The Money Racket — Sound Money and Austrian Economics

A bank lends you money it does not have. It charges you interest on money that did not exist before you signed. That is the racket.

Every month you post part of your pay cheque to pay down a loan the bank typed into existence. The interest flows to people who did nothing. That is how modern money works.

And almost nobody will tell you.

What the banks tell you

The line you hear on the telly is simple and soothing. Banks take deposits from savers. They lend those deposits to borrowers. They charge a bit more on the loan than they pay on the deposit. That difference is their profit. It is sensible. It is boring. It is old. It is the way it has always worked.

Every word of that is wrong.

What actually happens

When a bank writes you a mortgage, it does not move money from a saver’s account into the seller’s account. It opens a ledger and types the number in. That number is the loan. That same number, on the other side of the ledger, is your debt. Both appear at the same instant. Neither existed the day before.

The Bank of England said this out loud in 2014. Their own quarterly bulletin. “Whenever a bank makes a loan, it simultaneously creates a matching deposit in the borrower’s bank account, thereby creating new money.” That is the central bank of England, on paper, telling you the other line is a fairy tale.

So the bank creates money from nothing. Then it charges you interest on it. For thirty years. And you pay that interest with real work — the hours of your life, shipped to people who did not build the house, did not save the money, did not take the risk. They pressed a key.

Why this is not banking

Real banking is a warehouse. You hand over your gold for safekeeping. The banker holds it. You pay him a small fee for the service. If you want to borrow, he lends out the gold of another depositor who has agreed to it. The money is real. The risk is real. The banker sleeps badly if he gets it wrong.

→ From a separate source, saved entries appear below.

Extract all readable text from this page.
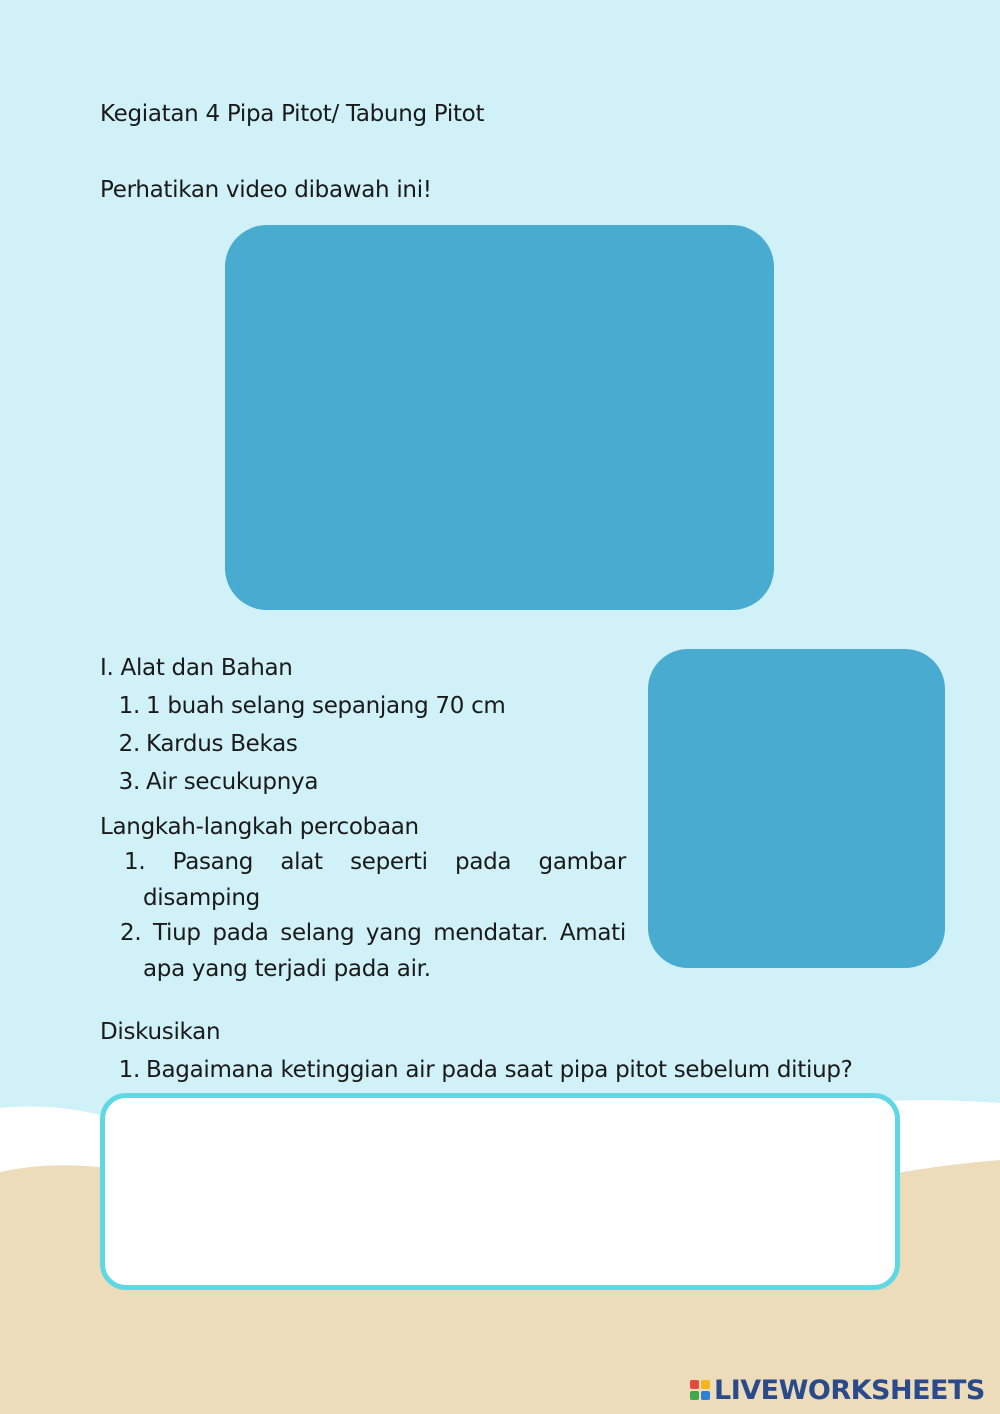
Kegiatan 4 Pipa Pitot/ Tabung Pitot
Perhatikan video dibawah ini!
I. Alat dan Bahan
1. 1 buah selang sepanjang 70 cm
2. Kardus Bekas
3. Air secukupnya
Langkah-langkah percobaan
1. Pasang alat seperti pada gambar
disamping
2. Tiup pada selang yang mendatar. Amati
apa yang terjadi pada air.
Diskusikan
1. Bagaimana ketinggian air pada saat pipa pitot sebelum ditiup?
LIVEWORKSHEETS
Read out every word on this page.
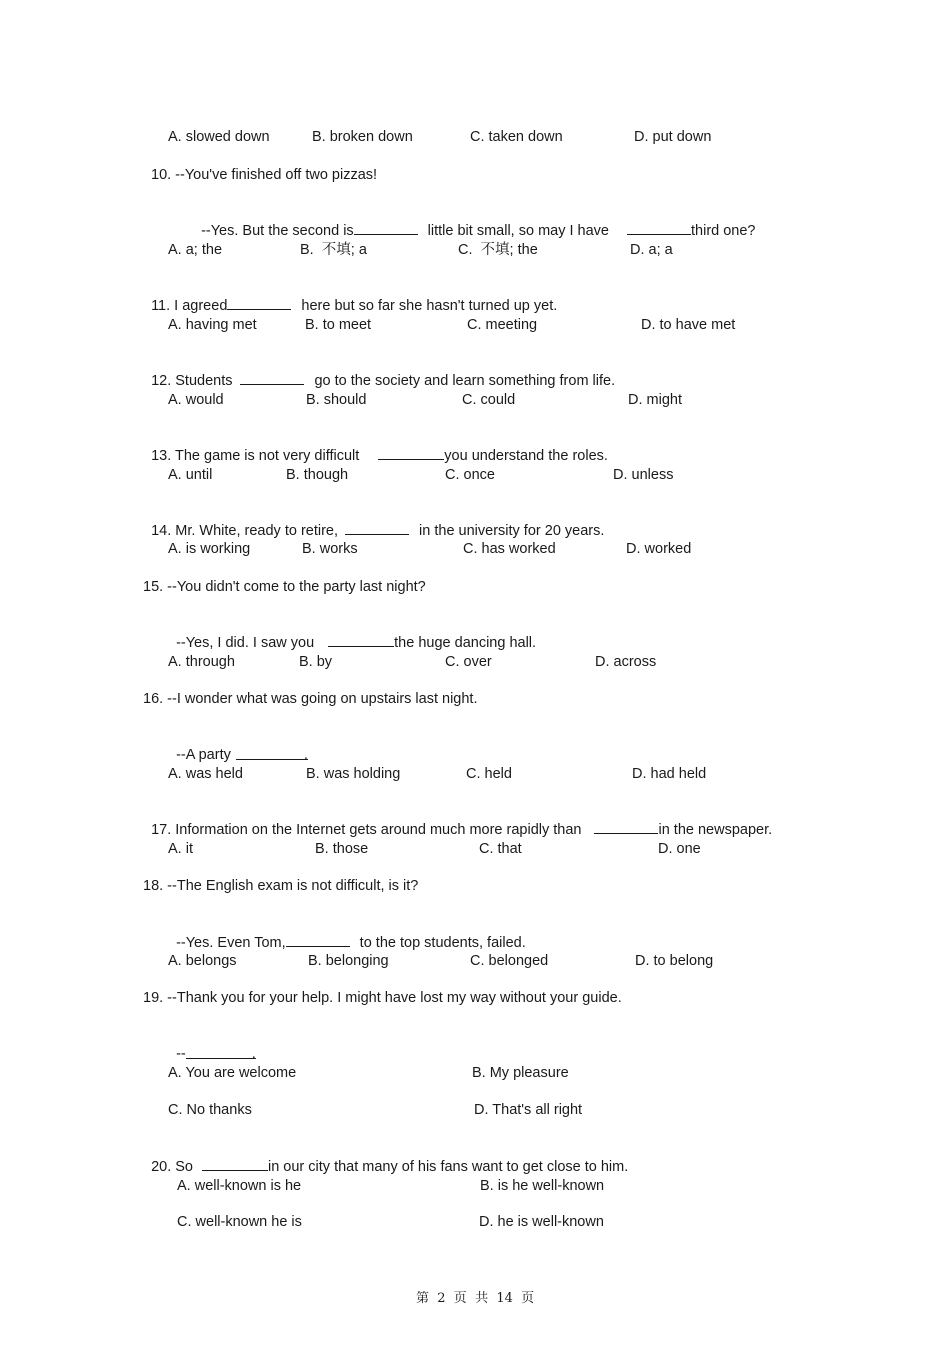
A. slowed down	B. broken down	C. taken down	D. put down
10. --You've finished off two pizzas!

--Yes. But the second is	little bit small, so may I have	third one?

A. a; the	B.  不填; a	C.  不填; the	D. a; a

11. I agreed	here but so far she hasn't turned up yet.

A. having met	B. to meet	C. meeting	D. to have met

12. Students	go to the society and learn something from life.

A. would	B. should	C. could	D. might

13. The game is not very difficult	you understand the roles.

A. until	B. though	C. once	D. unless

14. Mr. White, ready to retire,	in the university for 20 years.

A. is working	B. works	C. has worked	D. worked
15. --You didn't come to the party last night?

--Yes, I did. I saw you	the huge dancing hall.

A. through	B. by	C. over	D. across
16. --I wonder what was going on upstairs last night.

--A party	.

A. was held	B. was holding	C. held	D. had held

17. Information on the Internet gets around much more rapidly than	in the newspaper.

A. it	B. those	C. that	D. one
18. --The English exam is not difficult, is it?

--Yes. Even Tom,	to the top students, failed.

A. belongs	B. belonging	C. belonged	D. to belong
19. --Thank you for your help. I might have lost my way without your guide.

--	.

A. You are welcome	B. My pleasure
C. No thanks	D. That's all right

20. So	in our city that many of his fans want to get close to him.

A. well-known is he	B. is he well-known
C. well-known he is	D. he is well-known
第  2  页  共  14  页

What we have now is not that. What we have now is one man with a keyboard creating money out of thin air, charging the room for the privilege of using it, and keeping the difference. The old word for this is usury. For most of human history — across Christian, Muslim and Jewish law — usury was a sin and a crime. The men who figured out how to dress it up as “finance” are the richest men alive.

What it does to a country

When money can be conjured, houses cost what the bank will lend, not what the house is worth. That is why a Sydney three-bedder that sold for four times a median wage in 1975 now sells for fifteen. Nothing changed about the bricks. What changed was how much credit the banks were willing to type.

When money can be conjured, governments never have to balance a budget — they just borrow more and pay it back in money worth less. That is why your grandfather bought a house on one wage and you cannot buy one on two.

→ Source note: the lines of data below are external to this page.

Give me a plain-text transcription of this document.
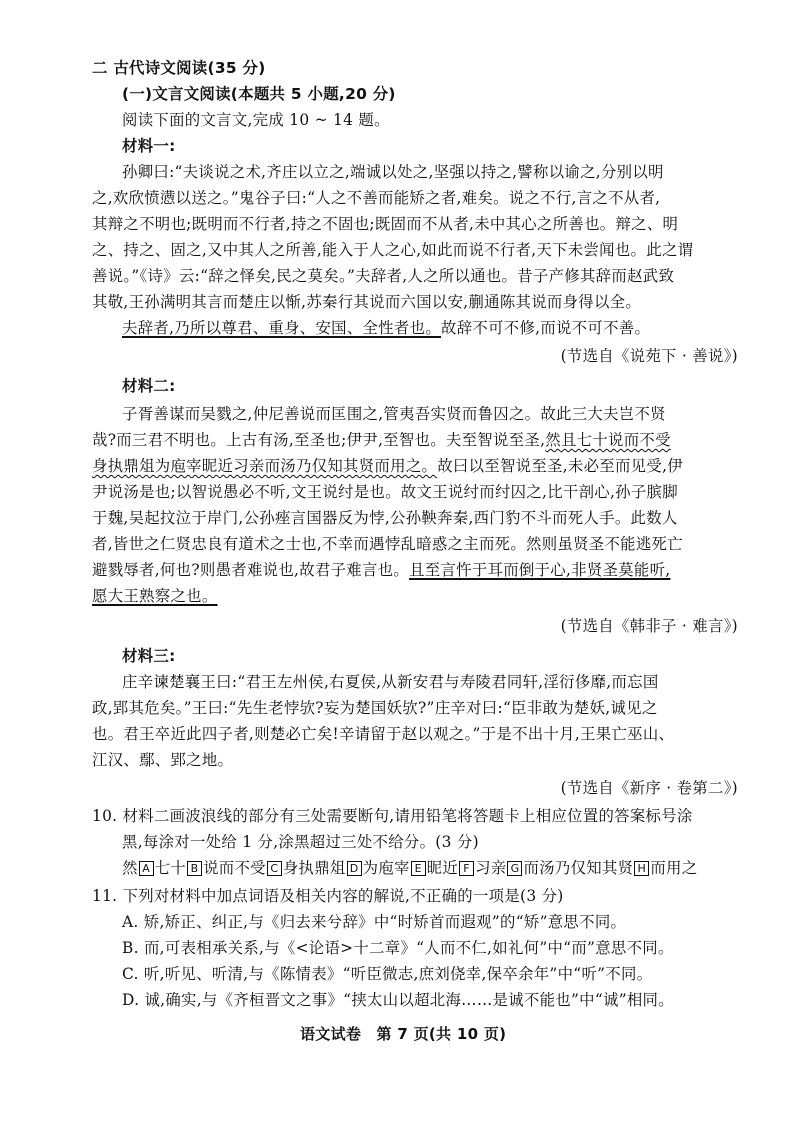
二 古代诗文阅读(35 分)
(一)文言文阅读(本题共 5 小题,20 分)
阅读下面的文言文,完成 10 ~ 14 题。
材料一:
孙卿曰:“夫谈说之术,齐庄以立之,端诚以处之,坚强以持之,譬称以谕之,分别以明
之,欢欣愤懑以送之。”鬼谷子曰:“人之不善而能矫之者,难矣。说之不行,言之不从者,
其辩之不明也;既明而不行者,持之不固也;既固而不从者,未中其心之所善也。辩之、明
之、持之、固之,又中其人之所善,能入于人之心,如此而说不行者,天下未尝闻也。此之谓
善说。”《诗》云:“辞之怿矣,民之莫矣。”夫辞者,人之所以通也。昔子产修其辞而赵武致
其敬,王孙满明其言而楚庄以惭,苏秦行其说而六国以安,蒯通陈其说而身得以全。
夫辞者,乃所以尊君、重身、安国、全性者也。故辞不可不修,而说不可不善。
(节选自《说苑下 · 善说》)
材料二:
子胥善谋而吴戮之,仲尼善说而匡围之,管夷吾实贤而鲁囚之。故此三大夫岂不贤
哉?而三君不明也。上古有汤,至圣也;伊尹,至智也。夫至智说至圣,然且七十说而不受
身执鼎俎为庖宰昵近习亲而汤乃仅知其贤而用之。故曰以至智说至圣,未必至而见受,伊
尹说汤是也;以智说愚必不听,文王说纣是也。故文王说纣而纣囚之,比干剖心,孙子膑脚
于魏,吴起抆泣于岸门,公孙痤言国器反为悖,公孙鞅奔秦,西门豹不斗而死人手。此数人
者,皆世之仁贤忠良有道术之士也,不幸而遇悖乱暗惑之主而死。然则虽贤圣不能逃死亡
避戮辱者,何也?则愚者难说也,故君子难言也。且至言忤于耳而倒于心,非贤圣莫能听,
愿大王熟察之也。
(节选自《韩非子 · 难言》)
材料三:
庄辛谏楚襄王曰:“君王左州侯,右夏侯,从新安君与寿陵君同轩,淫衍侈靡,而忘国
政,郢其危矣。”王曰:“先生老悖欤?妄为楚国妖欤?”庄辛对曰:“臣非敢为楚妖,诚见之
也。君王卒近此四子者,则楚必亡矣!辛请留于赵以观之。”于是不出十月,王果亡巫山、
江汉、鄢、郢之地。
(节选自《新序 · 卷第二》)
10. 材料二画波浪线的部分有三处需要断句,请用铅笔将答题卡上相应位置的答案标号涂
黑,每涂对一处给 1 分,涂黑超过三处不给分。(3 分)
然 A 七十 B 说而不受 C 身执鼎俎 D 为庖宰 E 昵近 F 习亲 G 而汤乃仅知其贤 H 而用之
11. 下列对材料中加点词语及相关内容的解说,不正确的一项是(3 分)
A. 矫,矫正、纠正,与《归去来兮辞》中“时矫首而遐观”的“矫”意思不同。
B. 而,可表相承关系,与《<论语>十二章》“人而不仁,如礼何”中“而”意思不同。
C. 听,听见、听清,与《陈情表》“听臣微志,庶刘侥幸,保卒余年”中“听”不同。
D. 诚,确实,与《齐桓晋文之事》“挟太山以超北海……是诚不能也”中“诚”相同。
语文试卷　第 7 页(共 10 页)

When money can be conjured, whoever stands closest to the printer gets rich for free. Everyone else pays for it in the quiet tax called inflation. Your savings rot. Your wage buys less bread. The economists on the telly call this “two per cent annual price growth” and shrug. It is theft, done slowly, from everyone who holds the currency.

The Bullshit Rule

Most of the blokes repeating the official line are not evil. They are scared. The banker read the same four-page briefing as everyone else and he is not going to be the one to say the emperor is naked. The journalist who wants to keep his column does not write “my mortgage is an act of theft.” The economist who wants the grant does not write “the Nobel went to the wrong man.” So they nod, they use the approved words, and they go home and pay their mortgage too.

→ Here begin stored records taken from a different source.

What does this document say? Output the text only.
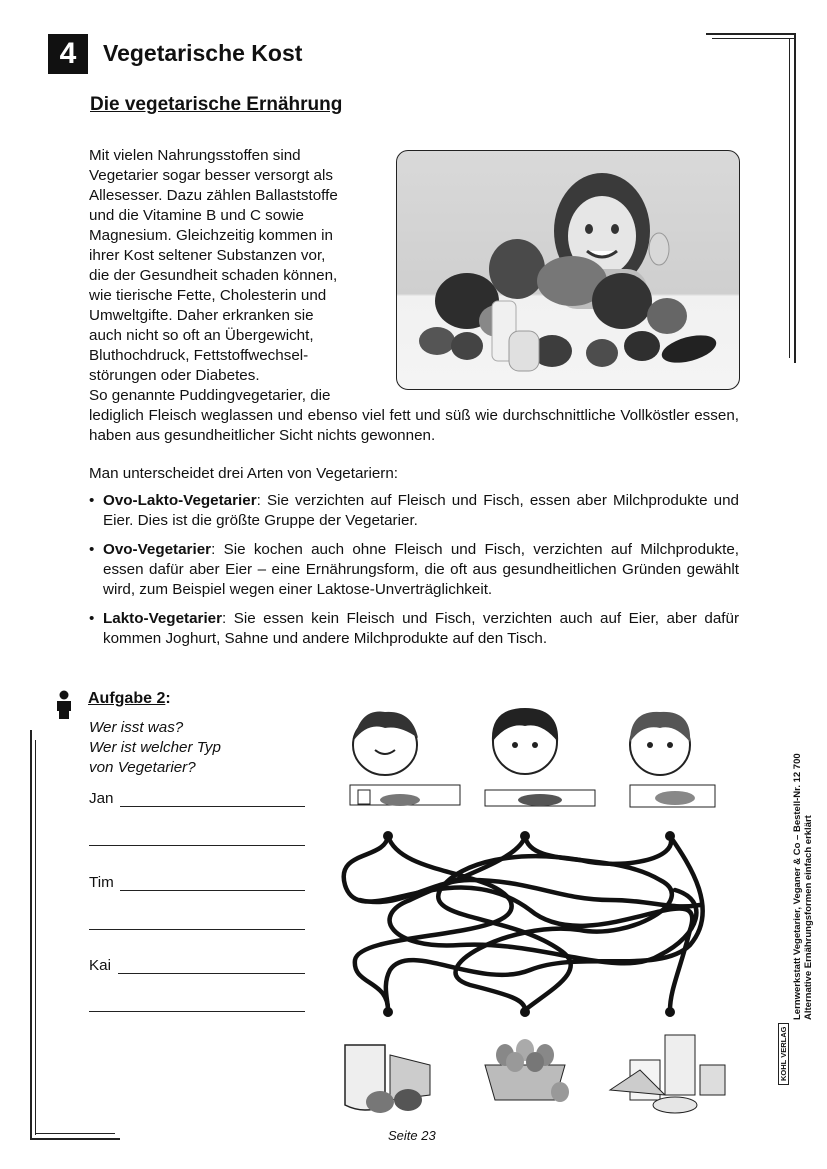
4 Vegetarische Kost
Die vegetarische Ernährung
Mit vielen Nahrungsstoffen sind
Vegetarier sogar besser versorgt als
Allesesser. Dazu zählen Ballaststoffe
und die Vitamine B und C sowie
Magnesium. Gleichzeitig kommen in
ihrer Kost seltener Substanzen vor,
die der Gesundheit schaden können,
wie tierische Fette, Cholesterin und
Umweltgifte. Daher erkranken sie
auch nicht so oft an Übergewicht,
Bluthochdruck, Fettstoffwechsel-
störungen oder Diabetes.
So genannte Puddingvegetarier, die
lediglich Fleisch weglassen und ebenso viel fett und süß wie durchschnittliche Vollköstler essen, haben aus gesundheitlicher Sicht nichts gewonnen.
Man unterscheidet drei Arten von Vegetariern:
• Ovo-Lakto-Vegetarier: Sie verzichten auf Fleisch und Fisch, essen aber Milchprodukte und Eier. Dies ist die größte Gruppe der Vegetarier.
• Ovo-Vegetarier: Sie kochen auch ohne Fleisch und Fisch, verzichten auf Milchprodukte, essen dafür aber Eier – eine Ernährungsform, die oft aus gesundheitlichen Gründen gewählt wird, zum Beispiel wegen einer Laktose-Unverträglichkeit.
• Lakto-Vegetarier: Sie essen kein Fleisch und Fisch, verzichten auch auf Eier, aber dafür kommen Joghurt, Sahne und andere Milchprodukte auf den Tisch.
Aufgabe 2:
Wer isst was?
Wer ist welcher Typ
von Vegetarier?
Jan
Tim
Kai
Seite 23
Lernwerkstatt Vegetarier, Veganer & Co – Bestell-Nr. 12 700 Alternative Ernährungsformen einfach erklärt
KOHL VERLAG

That does not make it less of a lie. It just means the liars are mostly tired men trying to pay school fees. The machine does not need villains. It runs on blokes who want to keep their jobs.

What honest money looks like

Honest money is money that cannot be printed by the bloke who benefits from printing it. Gold has done this job for four thousand years. Silver for almost as long. Bitcoin is a twenty-first century attempt at the same idea — a money that the banks cannot conjure and the governments cannot debase.

We are not preachers about any one of them. We are preachers about the principle. Money that nobody can fake is the ground that a free people stand on. Money that anyone with a keyboard can fake is the quiet chain around your ankle.

What we cover here

  • How modern money is actually created (the printing press is a keyboard now)
  • Fractional reserve banking, credit creation, the whole shell game in plain words
  • Why usury attacks freedom and real capitalism at the same root
  • Inflation as a tax the government never had to vote on
  • Gold, silver, Bitcoin — what honest money is and why it matters
  • The Austrian school — Mises, Rothbard, Hayek, Hazlitt — translated out of jargon
  • Real capitalism (you build a thing, you trade it, you keep what you earn) vs financialisation (you skim a number off everyone else’s work)
  • Central banks, the RBA, the Fed — who they actually serve

Start here

If you read one post before the rest, make it this one: Banks Create Money From Nothing Then Charge You Interest. It is the foundation. Once you see it, you see it everywhere — in the house price, in the wage that does not stretch, in the pension that quietly got smaller while you were working.

More posts will follow. They all point at the same thing from different angles — because the thing itself is simple, and the only reason it has survived this long is that the blokes who benefit need you to believe it is complicated.

It is not complicated. A bank writes a loan. It has the money it just typed. It charges you interest on that typing. For thirty years.

Once you see the trick, it does not un-see.